Глеб. Мысли опять вернулись к любимому. Как он там?
- Ну что у нас здесь?
Ник поднял голову. Перед ним стоял отец. Немного уставший, видимо, у него был трудный день. В руках доктор Тайлевич держал два бумажных стаканчика кофе из автомата. Один из них он протянул Нику:
- Черный, без сахара. Угадал?
- В точку. Спасибо, бать.
Отец сел рядом, отхлебнул из своего стакана.
- Вкусы у нас с тобой одинаковые, по крайней мере, в части напитков. День был жуткий. Две морды и один зад.
- Чего?
- Двум дамочкам фейс сделал на десяток лет моложе, одной филейную часть поправил. Нет, три операции в день — уже тяжело. Старею, наверное.
- Бать, а можно не так цинично? — не выдержал Ник.
- В смысле?
- Это у вас, хирургов, ведь профессиональное, да? Морда, задница! Твои пациентки, наверное, считают, что у лих лица и попы. И переживают, и родные их переживают. А вы шуточки отпускаете, стоя у стола.
- Никитос, ты чего? — опешил отец. — Что я такого сказал, вообще? Если хочешь знать, я никогда не обсуждаю клиентку, когда она у меня на столе. Разные бывают ситуации, знаешь ли, разная переносимость наркоза. В одном из ста случаев бывает, что человек ничего не чувствует, но все слышит. Была уже парочка скандальных судов как раз с пластическими хирургами, позволявшими себе лишнее в операционной. Я работаю молча. Ты чего так взъелся?
- Ничего, прости, бать. Просто Глеб там, я вообще уже себя не контролирую. Как он, что? Никто же ничего не говорит.
- А чего говорить? Спит он себе, летает в неземных далях, видит шарики или звездочки, и все у него хорошо. А ты сидишь и себя накручиваешь, как будто ты его жена. Кстати, а где Ирма?
- В Москве, у нее штамп о посещении Эмиратов в паспорте.
- Удобно устроилась!
- Пап, она нормальная, и Глеба любит. Так получилось.

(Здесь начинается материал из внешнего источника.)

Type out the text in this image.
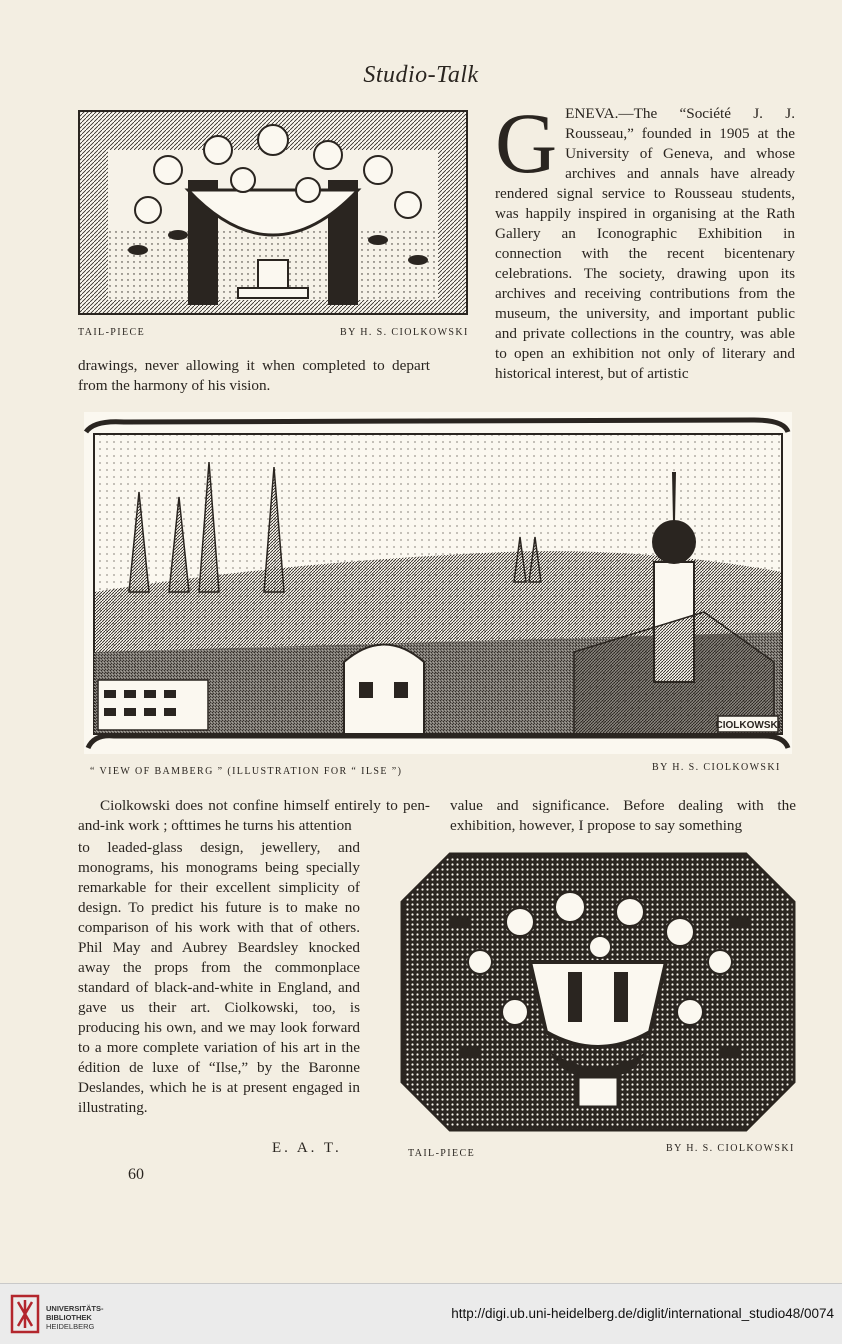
Studio-Talk
TAIL-PIECE	BY H. S. CIOLKOWSKI

GENEVA.—The “Société J. J. Rousseau,” founded in 1905 at the University of Geneva, and whose archives and annals have already rendered signal service to Rousseau students, was happily inspired in organising at the Rath Gallery an Iconographic Exhibition in connection with the recent bicentenary celebrations. The society, drawing upon its archives and receiving contributions from the museum, the university, and important public and private collections in the country, was able to open an exhibition not only of literary and historical interest, but of artistic

drawings, never allowing it when completed to depart from the harmony of his vision.
CIOLKOWSKI
“ VIEW OF BAMBERG ” (ILLUSTRATION FOR “ ILSE ”)	BY H. S. CIOLKOWSKI
Ciolkowski does not confine himself entirely to pen-and-ink work ; ofttimes he turns his attention
value and significance. Before dealing with the exhibition, however, I propose to say something
to leaded-glass design, jewellery, and monograms, his monograms being specially remarkable for their excellent simplicity of design. To predict his future is to make no comparison of his work with that of others. Phil May and Aubrey Beardsley knocked away the props from the commonplace standard of black-and-white in England, and gave us their art. Ciolkowski, too, is producing his own, and we may look forward to a more complete variation of his art in the édition de luxe of “Ilse,” by the Baronne Deslandes, which he is at present engaged in illustrating.
E. A. T.
60
TAIL-PIECE	BY H. S. CIOLKOWSKI
UNIVERSITÄTS-
BIBLIOTHEK
HEIDELBERG
http://digi.ub.uni-heidelberg.de/diglit/international_studio48/0074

- Ну расскажи мне, расскажи! — доктор Тайлевич сделал преувеличенно заинтересованное лицо. — А то я с Немовыми первый день знаком! Я вообще не понимаю, что происходит. Я звонил сегодня Ромке, рассказал про Глеба. Он меня молча выслушал, поблагодарил за информацию и все! Как будто про чужого человека рассказал. Ирма в Москве. Что за проблема разрешение на въезд получить? Попросила бы Кароля, он бы позвонил куда надо и все устроил. Нет таких проблем, которые Илья не смог бы решить. Зато здесь мой сын, который переживает за одного старого самовлюбленного засранца больше, чем за родного отца.
Ник поднял голову.
- Пап, ты что говоришь? С тобой вроде бы все в порядке. Ты по поводу вчерашнего? Ну не мог я Глеба бросить. Он как ребенок, понимаешь? Ему здесь плохо, страшно.
- Ему шестьдесят лет! Какой ребенок?